Ветер хлопнул над нами, как порванный парус. Он бил по нашим обнаженным телам холодом, но чуть только ослабевал, как солнце немедленно накаляло кожу.
Пуст был в это время Херсонес, что с греческого означает полуостров, пуст, безлюден — развалины, развалины… божественные развалины, увенчанные бессмертными колоннами. Когда ветер вдруг стихал, волна теплого воздуха струилась над пепельными стенами бывших домов, и казалось, что солнечный жар испаряет из них жизнь, накопившуюся за многие столетия.
— Вот такая история, господин журналист; может быть, в ней больше ничего и не случится. Во всяком случае, со мной. С другими — не уверен. Так что придумывай конец сам и издавай повесть как собственную, но обязательно фантастическую. Бери — дарю!
Снова стало холодно, художник сел, набросил на плечи куртку.
— Только одного я тебе не скажу, — добавил он, кутаясь в жесткую джинсу, — не отдам, как ни проси, тех слов (дай Бог, чтобы и ты их не нашел ненароком) тех слов грусти, какую я испытываю, когда думаю о Понтии. О женщине, которую я, волею богов познал и не познал, женщине, руки которой лишь коснулся, женщине, до которой от меня и от этого ветреного дня две тысячи лет, а она, я знаю, есть…
Кубик через два дня уехал, на прощание мы с ним распили две бутылки сухого крымского вина. Художник был немногословен — видно, чувствовал, что слишком уж разоткровенничался во время нашего случайного — и неслучайного — знакомства. Под конец все же сказал:
— Все это были бредни, брат-журналист, бредни и шерри-бренди, как написал однажды гениальный поэт. Он еще добавил: "Ой-ли, так-ли, дуй-ли, вей-ли" — ну не сукин сын? А кольцо, — оно все так же сияло на его пальце, — а кольцо принес мне ночью джинн. И мне еще предстоит выяснить, что оно может. Потру его — джинн явится и разбомбит по моему приказу какой-нибудь слишком уж гнусный офис.

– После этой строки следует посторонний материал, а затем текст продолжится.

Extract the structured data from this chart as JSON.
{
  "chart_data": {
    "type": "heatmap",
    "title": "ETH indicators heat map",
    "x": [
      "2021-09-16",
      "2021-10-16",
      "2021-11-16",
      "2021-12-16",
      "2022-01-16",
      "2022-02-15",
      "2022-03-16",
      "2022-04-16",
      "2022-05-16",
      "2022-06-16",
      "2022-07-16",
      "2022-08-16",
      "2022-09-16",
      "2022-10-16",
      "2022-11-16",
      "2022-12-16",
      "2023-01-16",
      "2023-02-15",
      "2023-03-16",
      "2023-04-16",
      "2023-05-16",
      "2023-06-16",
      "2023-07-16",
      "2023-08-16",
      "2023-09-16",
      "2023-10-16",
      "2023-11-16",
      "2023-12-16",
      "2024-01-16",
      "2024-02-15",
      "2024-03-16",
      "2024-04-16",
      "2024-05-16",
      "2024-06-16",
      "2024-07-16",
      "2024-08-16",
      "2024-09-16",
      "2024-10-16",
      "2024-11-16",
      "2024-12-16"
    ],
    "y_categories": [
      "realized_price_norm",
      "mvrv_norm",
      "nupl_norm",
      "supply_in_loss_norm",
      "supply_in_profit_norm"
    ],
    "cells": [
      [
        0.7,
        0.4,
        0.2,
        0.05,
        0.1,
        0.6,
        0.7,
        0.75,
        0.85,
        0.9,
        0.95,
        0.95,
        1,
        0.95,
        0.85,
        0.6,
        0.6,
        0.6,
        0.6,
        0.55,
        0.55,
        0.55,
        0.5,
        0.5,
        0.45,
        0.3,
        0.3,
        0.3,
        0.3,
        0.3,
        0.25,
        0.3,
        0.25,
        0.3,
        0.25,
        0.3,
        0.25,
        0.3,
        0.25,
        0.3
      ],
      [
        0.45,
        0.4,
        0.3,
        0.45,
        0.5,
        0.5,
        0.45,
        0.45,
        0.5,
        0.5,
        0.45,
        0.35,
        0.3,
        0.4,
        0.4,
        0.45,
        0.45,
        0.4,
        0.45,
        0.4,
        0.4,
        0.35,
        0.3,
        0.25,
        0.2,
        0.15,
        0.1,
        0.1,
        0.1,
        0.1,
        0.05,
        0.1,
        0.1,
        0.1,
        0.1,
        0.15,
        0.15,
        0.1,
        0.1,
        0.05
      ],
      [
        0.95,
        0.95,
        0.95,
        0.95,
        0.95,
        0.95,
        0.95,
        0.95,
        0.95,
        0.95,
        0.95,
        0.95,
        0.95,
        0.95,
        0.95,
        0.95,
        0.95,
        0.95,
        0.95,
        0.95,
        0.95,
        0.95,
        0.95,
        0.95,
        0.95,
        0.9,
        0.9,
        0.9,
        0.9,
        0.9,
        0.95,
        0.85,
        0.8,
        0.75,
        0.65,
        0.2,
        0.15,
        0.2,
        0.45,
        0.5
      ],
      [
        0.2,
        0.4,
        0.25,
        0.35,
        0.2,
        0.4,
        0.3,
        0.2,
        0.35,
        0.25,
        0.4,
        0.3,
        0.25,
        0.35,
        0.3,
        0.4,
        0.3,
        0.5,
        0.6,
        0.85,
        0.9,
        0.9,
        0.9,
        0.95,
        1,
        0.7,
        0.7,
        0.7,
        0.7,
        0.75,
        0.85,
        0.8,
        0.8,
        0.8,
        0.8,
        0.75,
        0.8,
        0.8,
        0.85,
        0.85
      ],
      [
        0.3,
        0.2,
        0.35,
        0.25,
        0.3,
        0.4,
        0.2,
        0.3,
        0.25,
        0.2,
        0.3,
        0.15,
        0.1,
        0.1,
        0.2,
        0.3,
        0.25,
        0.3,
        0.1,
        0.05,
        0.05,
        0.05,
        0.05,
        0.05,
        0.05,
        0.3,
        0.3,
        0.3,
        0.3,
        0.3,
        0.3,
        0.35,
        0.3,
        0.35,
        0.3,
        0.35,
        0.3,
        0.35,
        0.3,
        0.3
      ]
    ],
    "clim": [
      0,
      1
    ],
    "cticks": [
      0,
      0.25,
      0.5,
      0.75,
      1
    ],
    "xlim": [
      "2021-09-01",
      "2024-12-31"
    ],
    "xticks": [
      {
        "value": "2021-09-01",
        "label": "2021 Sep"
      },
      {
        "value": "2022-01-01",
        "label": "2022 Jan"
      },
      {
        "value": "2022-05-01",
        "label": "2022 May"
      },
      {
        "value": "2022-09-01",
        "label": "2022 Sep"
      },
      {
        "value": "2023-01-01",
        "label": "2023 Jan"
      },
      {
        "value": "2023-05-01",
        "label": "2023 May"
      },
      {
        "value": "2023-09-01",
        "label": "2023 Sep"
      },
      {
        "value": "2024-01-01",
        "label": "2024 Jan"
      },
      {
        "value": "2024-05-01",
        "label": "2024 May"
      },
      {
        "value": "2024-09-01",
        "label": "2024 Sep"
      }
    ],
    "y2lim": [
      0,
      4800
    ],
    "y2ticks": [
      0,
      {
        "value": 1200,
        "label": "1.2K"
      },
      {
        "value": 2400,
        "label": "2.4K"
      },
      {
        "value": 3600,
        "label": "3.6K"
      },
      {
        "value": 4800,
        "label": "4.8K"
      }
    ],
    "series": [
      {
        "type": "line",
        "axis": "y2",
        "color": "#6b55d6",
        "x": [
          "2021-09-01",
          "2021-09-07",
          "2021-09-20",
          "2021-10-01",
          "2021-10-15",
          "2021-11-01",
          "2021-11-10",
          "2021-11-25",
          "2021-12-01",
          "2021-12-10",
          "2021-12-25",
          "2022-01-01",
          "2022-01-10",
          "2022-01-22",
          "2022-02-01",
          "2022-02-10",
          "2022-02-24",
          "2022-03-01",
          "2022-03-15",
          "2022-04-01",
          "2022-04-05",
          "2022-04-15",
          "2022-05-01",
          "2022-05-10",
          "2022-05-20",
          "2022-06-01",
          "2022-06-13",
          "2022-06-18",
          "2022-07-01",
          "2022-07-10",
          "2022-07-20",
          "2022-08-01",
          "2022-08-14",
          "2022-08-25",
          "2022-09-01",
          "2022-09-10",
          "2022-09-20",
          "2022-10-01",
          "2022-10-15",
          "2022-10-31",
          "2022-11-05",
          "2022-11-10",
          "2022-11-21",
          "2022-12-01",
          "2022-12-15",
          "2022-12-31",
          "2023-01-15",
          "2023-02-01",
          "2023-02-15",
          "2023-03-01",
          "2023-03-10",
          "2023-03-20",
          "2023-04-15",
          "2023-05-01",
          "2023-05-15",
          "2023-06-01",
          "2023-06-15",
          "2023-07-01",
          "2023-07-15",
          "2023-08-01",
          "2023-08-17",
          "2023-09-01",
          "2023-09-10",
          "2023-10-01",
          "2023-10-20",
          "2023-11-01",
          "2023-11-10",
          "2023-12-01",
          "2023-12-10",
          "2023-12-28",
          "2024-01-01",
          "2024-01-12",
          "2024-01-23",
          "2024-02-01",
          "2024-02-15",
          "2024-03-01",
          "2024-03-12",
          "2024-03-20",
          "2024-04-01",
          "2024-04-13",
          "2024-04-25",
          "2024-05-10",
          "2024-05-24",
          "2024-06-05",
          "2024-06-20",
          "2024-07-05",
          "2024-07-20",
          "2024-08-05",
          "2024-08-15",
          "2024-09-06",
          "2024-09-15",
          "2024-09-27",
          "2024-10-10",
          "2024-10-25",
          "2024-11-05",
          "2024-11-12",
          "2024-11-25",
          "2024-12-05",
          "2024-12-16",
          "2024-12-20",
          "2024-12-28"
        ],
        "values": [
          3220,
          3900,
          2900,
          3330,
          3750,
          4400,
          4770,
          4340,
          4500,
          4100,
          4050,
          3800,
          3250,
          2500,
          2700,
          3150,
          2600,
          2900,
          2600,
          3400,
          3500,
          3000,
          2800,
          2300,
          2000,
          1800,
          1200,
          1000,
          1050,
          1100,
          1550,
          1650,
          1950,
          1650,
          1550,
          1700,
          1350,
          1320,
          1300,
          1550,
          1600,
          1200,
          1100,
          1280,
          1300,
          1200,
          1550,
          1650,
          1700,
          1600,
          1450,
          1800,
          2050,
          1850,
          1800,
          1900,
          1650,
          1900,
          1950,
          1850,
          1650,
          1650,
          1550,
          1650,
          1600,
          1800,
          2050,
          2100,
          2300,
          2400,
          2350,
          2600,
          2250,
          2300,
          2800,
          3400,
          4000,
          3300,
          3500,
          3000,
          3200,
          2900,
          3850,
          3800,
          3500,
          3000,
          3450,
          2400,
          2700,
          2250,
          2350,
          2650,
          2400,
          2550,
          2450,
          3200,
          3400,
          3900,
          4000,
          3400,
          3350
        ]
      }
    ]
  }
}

— А джинн это бредни или бренди? — спросил я.
— Черт его знает! — отдал дань спасительной беззаботности художник. — Слишком много загадок — ты не считаешь?
— Считаю, — согласился я.
Я проводил его до автобусой остановки. Автобус подошел, обдал нас облаком пыли и закачался на мягкой резине колес.
Мы пожали друг другу руки и художник вместе с чемоданом исчез в раскаленном чреве машины.
— Не залети по дороге на Марс! — крикнул я; двери захлопнулись, заглушив ответные слова Кубика.
Я вернулся на мыс, чтобы отдышаться от пыли на чистом морском воздухе, прошел позади собора, остановился перед искромсанной пулями и осколками стеной и, конечно, поднял глаза к волшебным словам, вознесенным кем-то над сумасшествием войны.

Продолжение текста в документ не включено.